CHEWIE: (subtitled) Better question: why do I have to be taken prisoner?

LANDO: Why do we need Chewie locked up too? That’s just one more person to save.

LUKE: The last time we listened to you, everyone got captured. I’m running this show. Anyway, once Chewie’s locked up and everyone’s gone to bed, Leia will unfreeze Han and get him out of the palace.

LANDO: Should I help her?

LUKE: It’s too risky. Might blow your cover.

LANDO: How about I disable security? Make sure Jabba’s not anywhere nearby? Create a diversion?

LUKE: No, just sit back. No matter what happens, don’t help Leia.

LEIA: What if we get caught?

LUKE: You won’t get caught.

LANDO: Ah... I get it. Because while Leia’s doing that, you’ll have 3PO, R2 and Chewie doing something to make Leia and Han’s escape possible.

LUKE: No, they do nothing.

LANDO: But why send them in at all?

LUKE: We need Leia on the inside and the only way to give her credibility as a bounty hunter is to have her bring in Chewie.

LANDO: I’m already on the inside! Why do you need the droids there too?

LEIA: Yeah, I don’t quite see how Chewie and I really add anything to this. Or 3PO for that matter.

R2-D2: (subtitled) Especially 3PO.

LANDO: And what are you doing in all this, Luke?

LUKE: Easy, I go in, negotiate with Jabba for Chewie’s release and if things get dicey, R2 will have my lightsaber.

LANDO: But what if they search R2? And how do you know Jabba won’t put him somewhere other than the throne room.
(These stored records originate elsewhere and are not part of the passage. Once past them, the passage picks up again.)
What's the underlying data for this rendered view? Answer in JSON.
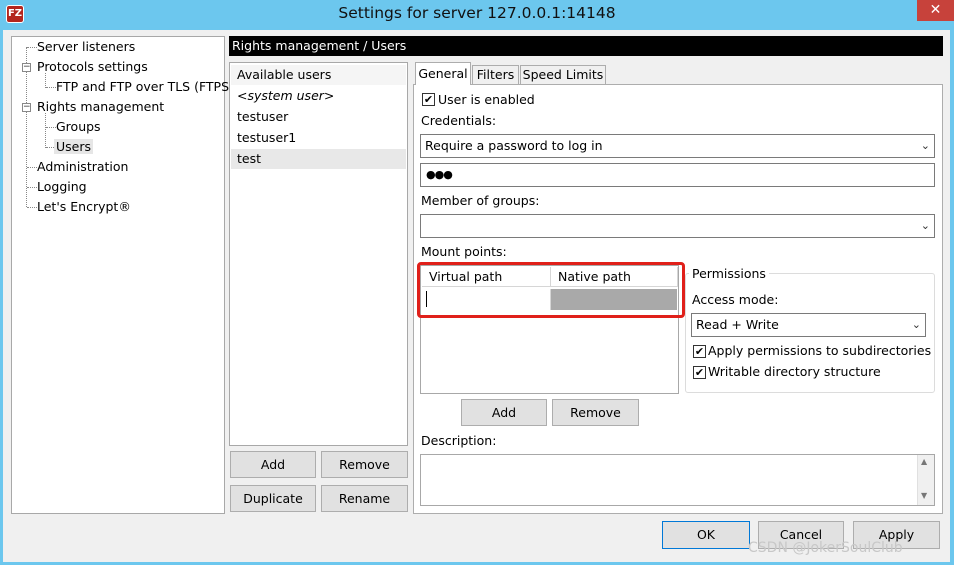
{
  "window": {
    "title": "Settings for server 127.0.0.1:14148",
    "close_glyph": "✕",
    "app_icon_text": "FZ"
  },
  "tree": {
    "items": [
      {
        "label": "Server listeners"
      },
      {
        "label": "Protocols settings"
      },
      {
        "label": "FTP and FTP over TLS (FTPS)"
      },
      {
        "label": "Rights management"
      },
      {
        "label": "Groups"
      },
      {
        "label": "Users"
      },
      {
        "label": "Administration"
      },
      {
        "label": "Logging"
      },
      {
        "label": "Let's Encrypt®"
      }
    ],
    "expander_glyph": "−"
  },
  "header": {
    "title": "Rights management / Users"
  },
  "users": {
    "heading": "Available users",
    "items": [
      "<system user>",
      "testuser",
      "testuser1",
      "test"
    ],
    "selected": "test",
    "add_label": "Add",
    "remove_label": "Remove",
    "duplicate_label": "Duplicate",
    "rename_label": "Rename"
  },
  "tabs": [
    {
      "label": "General",
      "active": true
    },
    {
      "label": "Filters",
      "active": false
    },
    {
      "label": "Speed Limits",
      "active": false
    }
  ],
  "general": {
    "user_enabled_label": "User is enabled",
    "user_enabled_checked": true,
    "credentials_label": "Credentials:",
    "credentials_value": "Require a password to log in",
    "password_value": "●●●",
    "groups_label": "Member of groups:",
    "groups_value": "",
    "mount_points_label": "Mount points:",
    "mount_columns": [
      "Virtual path",
      "Native path"
    ],
    "mount_add_label": "Add",
    "mount_remove_label": "Remove",
    "permissions_title": "Permissions",
    "access_mode_label": "Access mode:",
    "access_mode_value": "Read + Write",
    "apply_subdirs_label": "Apply permissions to subdirectories",
    "apply_subdirs_checked": true,
    "writable_dir_label": "Writable directory structure",
    "writable_dir_checked": true,
    "description_label": "Description:",
    "description_value": "",
    "chevron_glyph": "⌄",
    "check_glyph": "✔",
    "scroll_up": "▲",
    "scroll_down": "▼"
  },
  "footer": {
    "ok_label": "OK",
    "cancel_label": "Cancel",
    "apply_label": "Apply"
  },
  "watermark": "CSDN @JokerSoulClub",
  "colors": {
    "highlight": "#e0201a",
    "titlebar": "#6cc7ee",
    "header": "#000000"
  }
}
And if you don’t send Chewie in in the first place, then you won’t need to go in personally to get him out!

LUKE: Oh for crying outloud. (waves his hand across Lando and Leia’s eyes) This IS a great plan.

Lando and Leia falls under the spell of the Jedi mind trick.

LANDO and LEIA: This IS a great plan!

LUKE: Absolutely nothing can go wrong.

LANDO and LEIA: Absolutely nothing can go wrong.

LUKE: Now let’s get to work on my absurdly complicated rescue mission. R2, try not to get searched or have your memory erased by Jabba’s droid minders. Otherwise, we’re screwed!


  1. As I always the Star Wars movies with "this is meant for kids" in mind...

  2. Luke got Leia into a bikini. "Mission Accomplished" as far as I'm concerned!